To resolve the first problem, we make use of a special property of the generalized sparse convolution and propose non-conventional kernel shapes that save memory and computation with better generalization. Second, for spatio-temporal consistency, we propose a high-dimensional conditional random field (in 7D space-time-color space) that can enforce consistency and train both the base network and the conditional random field end-to-end.
The surface area of 3D data increases linearly to time and quadratically to the spatial resolution. However, if we use a 4D hypercube, or a tesseract, for convolution kernels, the exponential increase in number of parameters most likely leads to over-parametrization, overfitting, as well as high computational-cost and memory consumption.
For spatial dimensions, we use a cubic kernel to capture the spatial geometry accurately. And for the temporal dimension, we use the cross-shaped kernel to connect the same point in space across time.
The generalized sparse convolution allows us to define strides and kernel shapes arbitrarily. Thus, we can create a high-dimensional network using the same generalized sparse convolutions homogeneously throughout the network, making the implementation easier and generic.

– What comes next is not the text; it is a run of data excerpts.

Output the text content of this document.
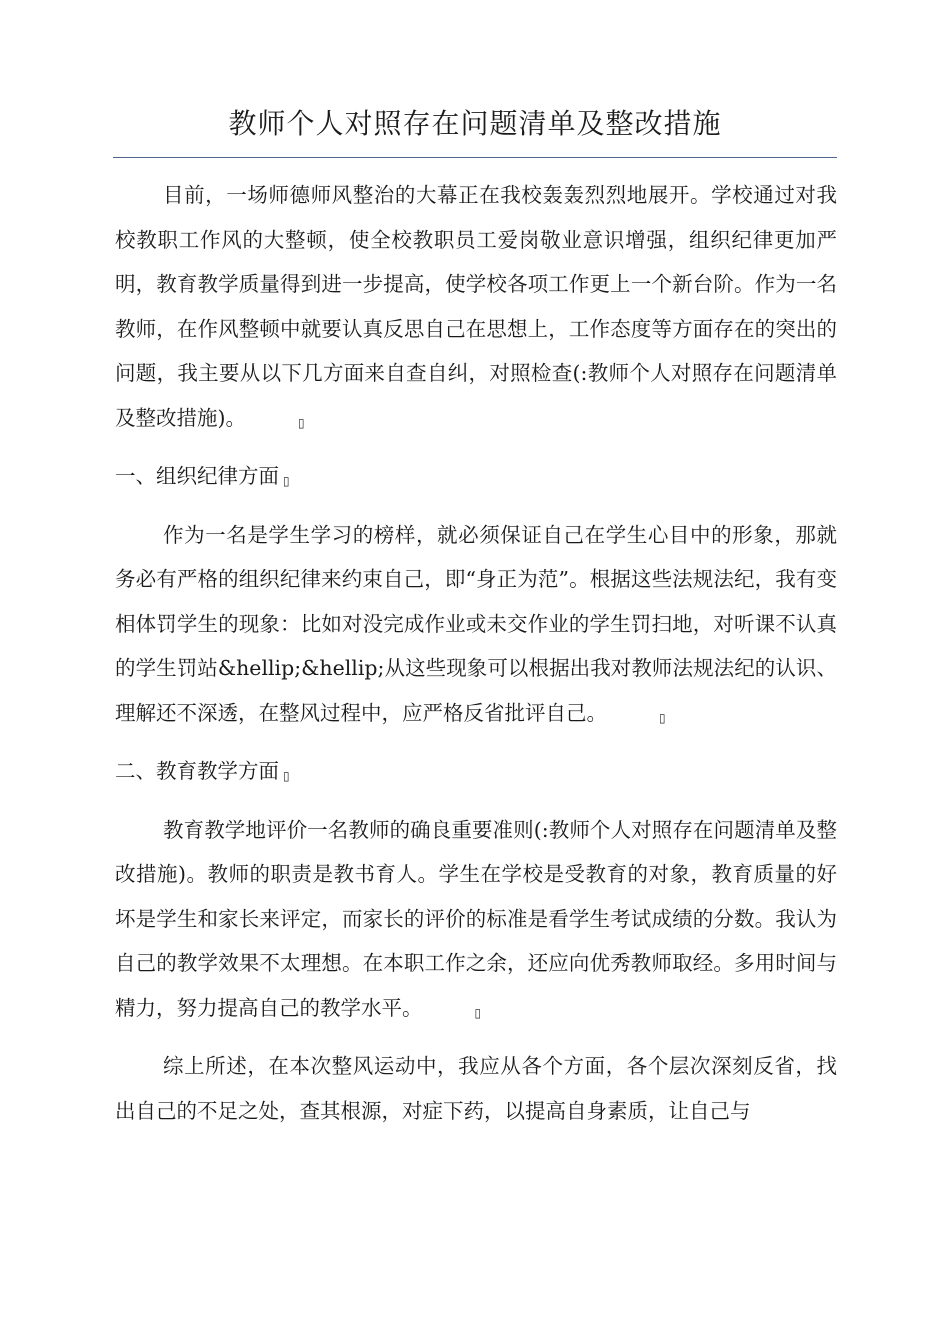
教师个人对照存在问题清单及整改措施

目前，一场师德师风整治的大幕正在我校轰轰烈烈地展开。学校通过对我校教职工作风的大整顿，使全校教职员工爱岗敬业意识增强，组织纪律更加严明，教育教学质量得到进一步提高，使学校各项工作更上一个新台阶。作为一名教师，在作风整顿中就要认真反思自己在思想上，工作态度等方面存在的突出的问题，我主要从以下几方面来自查自纠，对照检查(:教师个人对照存在问题清单及整改措施)。	▯

一、组织纪律方面 ▯

作为一名是学生学习的榜样，就必须保证自己在学生心目中的形象，那就务必有严格的组织纪律来约束自己，即“身正为范”。根据这些法规法纪，我有变相体罚学生的现象：比如对没完成作业或未交作业的学生罚扫地，对听课不认真的学生罚站&hellip;&hellip;从这些现象可以根据出我对教师法规法纪的认识、理解还不深透，在整风过程中，应严格反省批评自己。	▯

二、教育教学方面 ▯

教育教学地评价一名教师的确良重要准则(:教师个人对照存在问题清单及整改措施)。教师的职责是教书育人。学生在学校是受教育的对象，教育质量的好坏是学生和家长来评定，而家长的评价的标准是看学生考试成绩的分数。我认为自己的教学效果不太理想。在本职工作之余，还应向优秀教师取经。多用时间与精力，努力提高自己的教学水平。	▯

综上所述，在本次整风运动中，我应从各个方面，各个层次深刻反省，找出自己的不足之处，查其根源，对症下药，以提高自身素质，让自己与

The predictions from the MinkowskiNet for different time steps are not necessarily consistent throughout the temporal axis. To make such consistency more explicit and to improve predictions, we propose a conditional random field with a stationary kernel defined in a trilateral space. The trilateral space consists of 3D space, 1D time, and 3D chro- matic space; it is an extension of a bilaterl space in image processing. The color space allows points with different colors that are spatially adjacent (e.g. on a boundary) to be far apart in the color space.

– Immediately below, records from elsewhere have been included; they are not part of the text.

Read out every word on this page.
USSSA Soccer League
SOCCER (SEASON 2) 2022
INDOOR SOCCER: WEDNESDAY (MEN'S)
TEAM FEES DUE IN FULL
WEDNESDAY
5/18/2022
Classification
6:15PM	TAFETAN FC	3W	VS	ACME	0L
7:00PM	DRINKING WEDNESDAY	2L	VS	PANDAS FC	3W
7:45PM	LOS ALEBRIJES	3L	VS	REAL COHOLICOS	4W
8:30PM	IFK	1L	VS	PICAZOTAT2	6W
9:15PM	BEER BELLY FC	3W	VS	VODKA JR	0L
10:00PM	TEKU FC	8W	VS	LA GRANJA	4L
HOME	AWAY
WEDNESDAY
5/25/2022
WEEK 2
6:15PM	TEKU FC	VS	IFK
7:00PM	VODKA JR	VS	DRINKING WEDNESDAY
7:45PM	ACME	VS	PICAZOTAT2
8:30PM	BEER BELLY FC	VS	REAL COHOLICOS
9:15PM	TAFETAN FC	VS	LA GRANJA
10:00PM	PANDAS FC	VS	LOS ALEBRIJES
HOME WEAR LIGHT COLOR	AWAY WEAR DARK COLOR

We use Momentum SGD with the Poly scheduler to train networks from learning rate 1e-1 and apply data augmentation including random scaling, rotation around the gravity axis, spatial translation, spatial elastic distortion, and chro- matic translation and jitter. For evaluation, we use the standard mean Intersection over Union (mIoU) and mean Accuracy (mAcc).
In this paper, we propose a generalized sparse convolution and an auto-differentiation library for sparse tensors. Using these, we create a 4D convolutional neural network for spatio-temporal perception. Experimentally, we show that 3D convolutional neural networks can outperform 2D networks and 4D perception can be more robust to noise.